The ETO claimed they had carried out this cracker pogrom at the behest of the Arts Council — which wouldn’t have surprised me terribly. But the Arts Council reacted with commendably apoplectic fury and said it had made no such demands and announced it would be investigating the issue. Since then there has been radio silence from Conway and the ETO. What he did was the very quintessence of racism, of course, but then across the country there are managers — especially in the public sector — desperately trying to outwoke each other with ever more obnoxious policy statements. What we need to do, as a country, is sack them all and send them to that Scottish island I mentioned last week to commune with the cormorants and great northern divers.

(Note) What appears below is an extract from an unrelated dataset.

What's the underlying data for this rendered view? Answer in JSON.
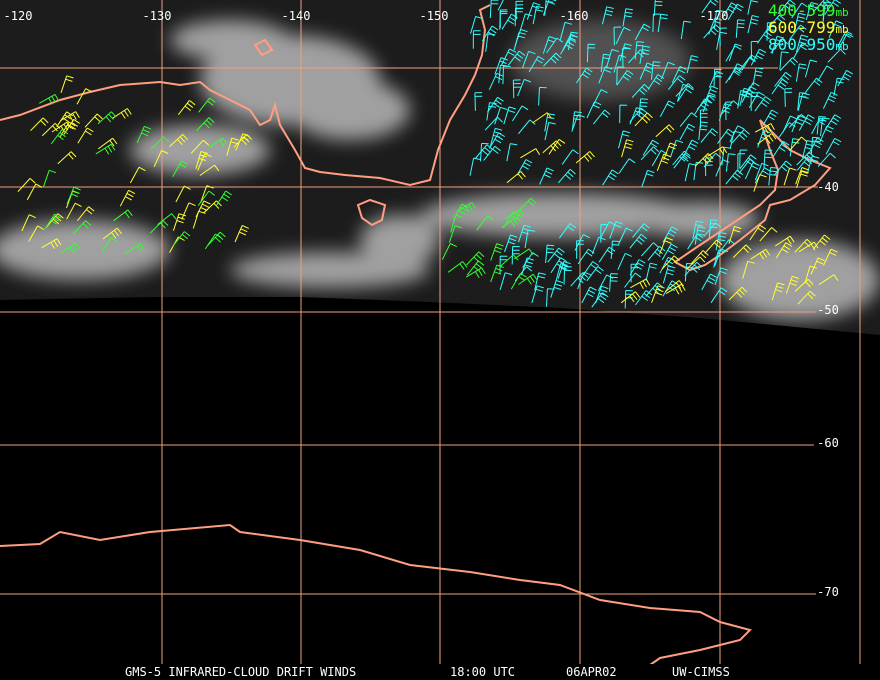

The culture war is sweeping through classical music at the moment, as each institution engages in escalating bouts of virtue-signalling. So, the Royal Academy of Music is debating whether it should set fire to its priceless collection of pianos and violins because they are tainted by the colonial trade in ebony and ivory.
Meanwhile, a black American academic, Philip Ewell, is leading another vanguard in pursuit of the destruction of western classical music which, the chippy idiot avers, is rooted in racism.